Дима опять кивнул, как дурак. И сильней сжал дрожащие пальцы на бумажке в надежде, что те перестанут трястись, как у паркенсонщика. Сморгнул набежавшую на глаза пелену. Прочитал еще раз написанное. Чувствуя, как в сумасшедшем темпе начинает кружиться его вселенная.
«Я хочу развод. Будь счастлив, и перестать винить себя в том, в чем я одна виновата».
– Спасибо, – шепнул Тушнов. Наклонился к Насте и коснулся ее лба губами.
– Дмитрий Станиславович, если мы не выйдем прямо сейчас, то опоздаем.
– Да, конечно. Едем!
Панихида прошла как во сне. На ней почти не было посторонних. Родня Настиной матери проживала где-то в глубинке, так что проститься с ней пришли лишь друзья и соседи. Тушнов держался в стороне. Чтобы не мелькать перед глазами даже тех, немногочисленных. Под конец явился Настин отец. Он развелся с ее матерью почти сразу же после несчастного случая. Нашел бабу помоложе, в общем, все по классике. Настю он поначалу навещал, но с годами и эти визиты становились все реже. А Дима… Дима его не то чтобы осуждал, нет. Он лишь удивлялся тому, насколько разные люди. Кто-то взваливает на себя ношу, закусывает удила и тащит, тащит… А кто-то собирает манатки в узелок и сваливает в туман. И каждый уверен, что поступает правильно. Такая жизнь… потом рассудит.
До кладбища добрались не все. Разъехались. Поэтому там все прошло быстро. И слава богу! Тушнова от нетерпения потряхивало. Хотелось срочно домой. В уют. Рассказать Кате, что все – свобода. Теперь уж точно. А потом прижать ее к себе и не отпускать. Долго-долго.
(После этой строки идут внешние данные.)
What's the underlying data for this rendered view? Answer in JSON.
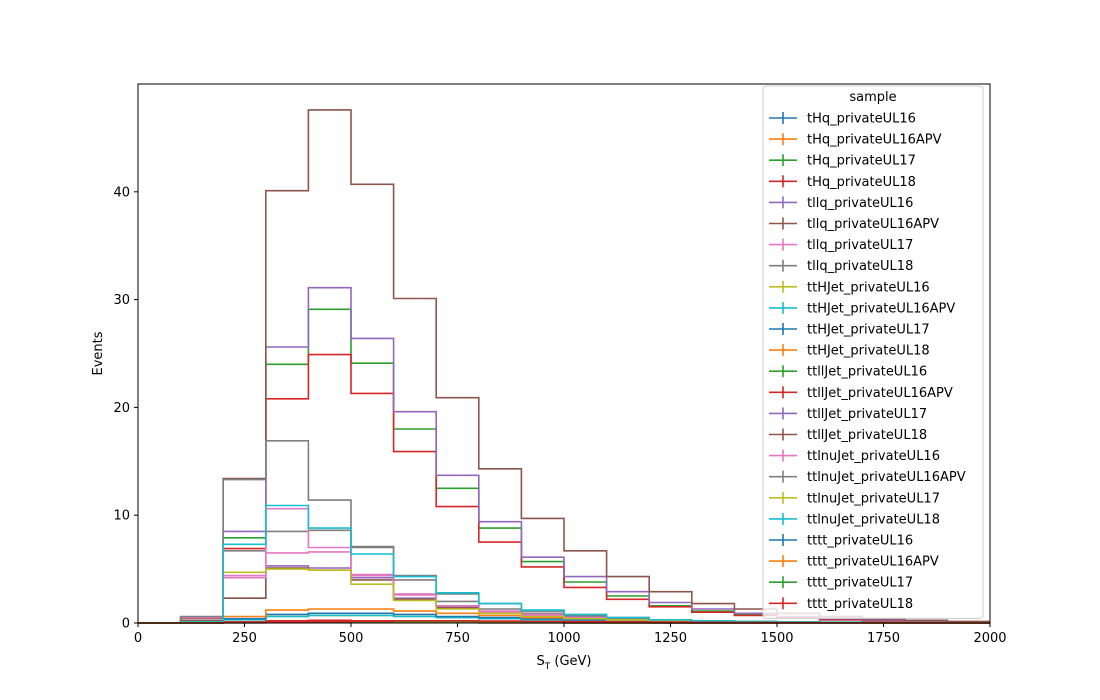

Затянувшие небо тучи изливались навязчивой моросью. Мартовское межсезонье пробирало до костей. Но Диме не было холодно. У него в груди пылал костер до неба.
– Все, начальник. Мы закончили. Можем расходиться, – отрапортовали копачи. Дима кивнул. Натянул повыше на шею воротник и побрел к выходу. Быстрей было, если напрямую. Он пошел между могил. Поскользнулся. Ухватился за мраморный крест, чтобы устоять на ногах. Взгляд невольно скользнул по табличке с именем. И замер на датах. Это мог быть однофамилец, но почему-то Дима сразу понял, что это могила Катиного первого мужа. И что не случайно он на нее набрел… В конце концов, он все чаще обращался мыслями к Мише. И никак не мог объяснить, почему вообще слышит голос того, кого никогда не видел. Как и то, почему ему кажется, что это вообще возможно. Их диалоги…
Сел на скамейку, вкопанную здесь же в землю. Сидел долго. Пока окончательно не продрог. Наклонился поправить лампадку. А когда поднял взгляд, увидел шесть мужских фигур, двигающихся к могиле Миши с другой стороны дороги. Почему-то сразу понял, кто перед ним. А потом и узнал. Тех, двух. Лешу и Ису. Усмехнулся криво, понимая, что сейчас есть все шансы выгрести. У посторонних вполне могло сложиться впечатление, что он морочит Кате голову. Особенно после той истории с её днем рождения. Он бы и сам себе навалял. Если бы была такая возможность.
Мужики его тоже увидели. Перекинулись друг с другом парой фраз. А подойдя, замолчали. Смертельно опасные. Подавляющие.
Плевать… Тушнов еще посидел немного, давая тем, если угодно, время ему что-то предъявить. А когда молчание сильно затянулось, встал.
– На свадьбу придете? Катя бы очень хотела.
– Да мы б пришли. Чего не прийти, правда, парни? Да только ходит слух, что у тебя с этим не все так просто. Что у тебя обязательства. Моральная дилемма, так сказать.
Дима вскинул взгляд на наконец подавшего голос огромного мужика черной масти. Безошибочно определяя в нем командира. И уверенный, что тот его биографию изучил вдоль и поперек. Все его секреты. Хмыкнул. Почему-то ничуть этим не задетый.
– Было дело, да. Но с сегодняшнего дня у меня вольная. – Тушнов сунул руку в карман пальто, в котором хранилась та самая записка. – Так что вы приходите. О дате мы сообщим. Кате… нужно ваше благословение.
– А тебе?
– А мне нужно, чтобы она была счастлива.
– Ты смотри какой, – хмыкнул Иса.
– Да уж, какой есть.
– Прошу любить и жаловать? – скривился Алексей.
– Это как хотите.
Голос Тушнова прозвучал равнодушно. Но вот ведь черт. Он вдруг понял, что ему очень важно, чтобы эти мужики приняли его на равных. Будто через них он мог получить одобрение от Михаила… Которое ему тоже вдруг за каким-то хреном понадобилось. Он не анализировал. Просто казалось, так правильно. Вот и все.